Later that day, I was discussing with another teacher the remarkable transformation of Ms. J's class and the case of stubborn, defiant Kyle. Kyle wasn't responding to all the traditional behavior management techniques, I said. He doesn't to care about receiving praise. He revels in his role as the troublemaker. I don't know how to get through to him.
"Oh, Kyle," said the other teacher, remembering. "His first grade teacher had to testify against his father in court because he came to school with a belt mark across his face. He's probably been beaten up so many times he just doesn't care anymore."
That's when I vowed that I would stop thinking about Kyle as "that kid" -- that kid who is willfully and obstinately screwing up my vision of the perfect class -- and start thinking about him as a kid with potential.
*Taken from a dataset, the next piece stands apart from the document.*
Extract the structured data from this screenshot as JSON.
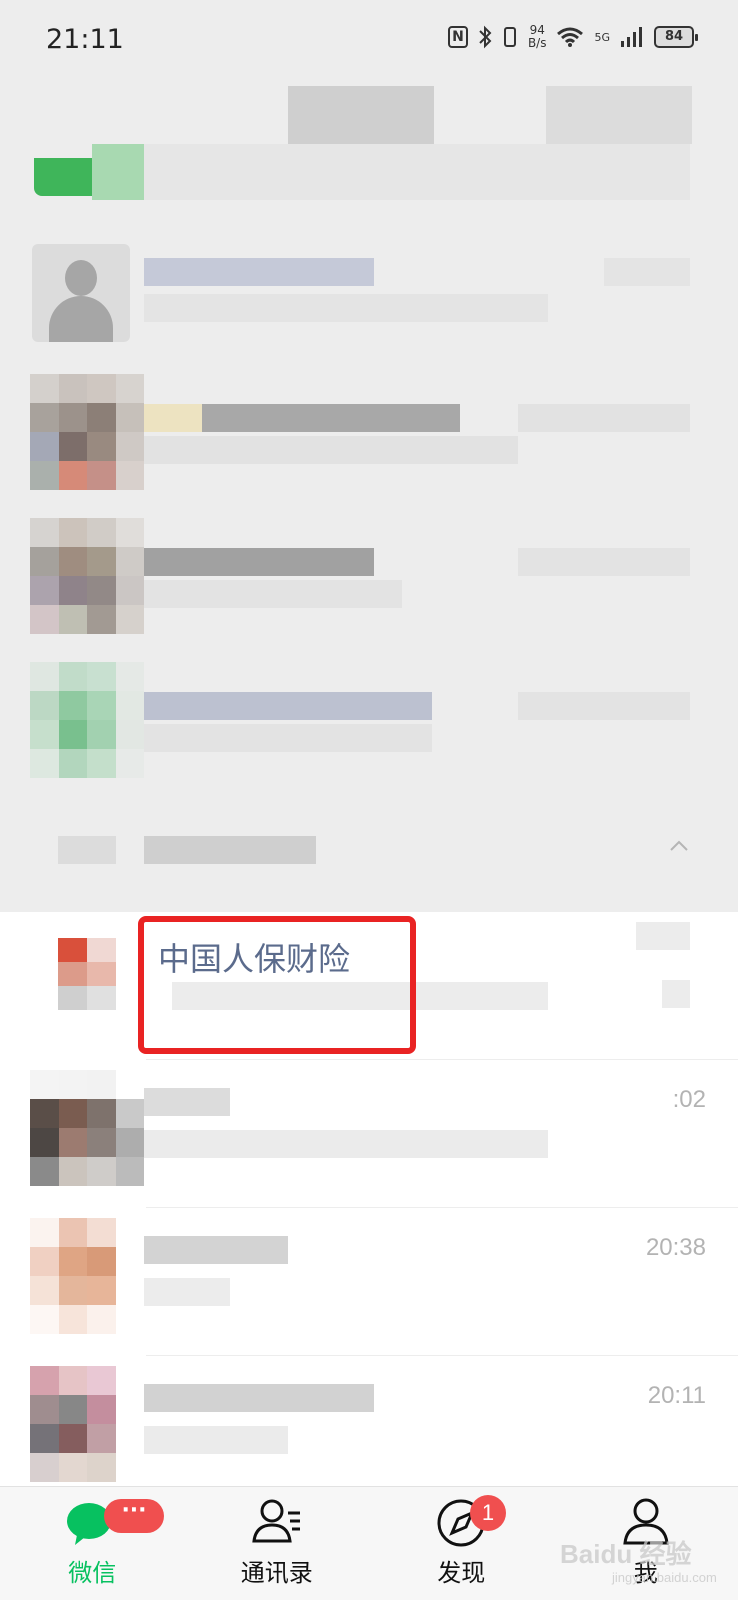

This week, Kyle was back. During independent working time, I was surprised to see that he had completed the task I had asked him to do -- and what's more, he'd done it correctly. I hesitated over his desk, wondering how far I could push him, knowing that most of my past attempts at positive reinforcement had gone over like a lead balloon; as soon as Kyle realizes he's being praised, he usually chooses to do something defiant to end the moment and show who's boss.
"Kyle," I said in a low voice, "you did exactly what I asked, and you did a good job. And since I know what a good artist you are, I'm going to let you draw."
He stared back at me for a moment, like he couldn't believe it. "I can draw?" he repeated. "Can I use markers?" he asked eagerly.
I didn't let him use the markers. But I did call on him every single time he raised his hand, and I even dared to make a point of letting everyone know that I was calling on Kyle precisely because of the way he was sitting. And one of those times, what he raised his hand to tell me was that he had an art book at home.
Maybe this weekend, I can look into picking up some art supplies as a reward for Kyle. Maybe Kyle and I can strike a deal. Maybe Kyle will turn out to be "that kid" after all -- that kid who started out as my biggest antagonizer and ended up a success.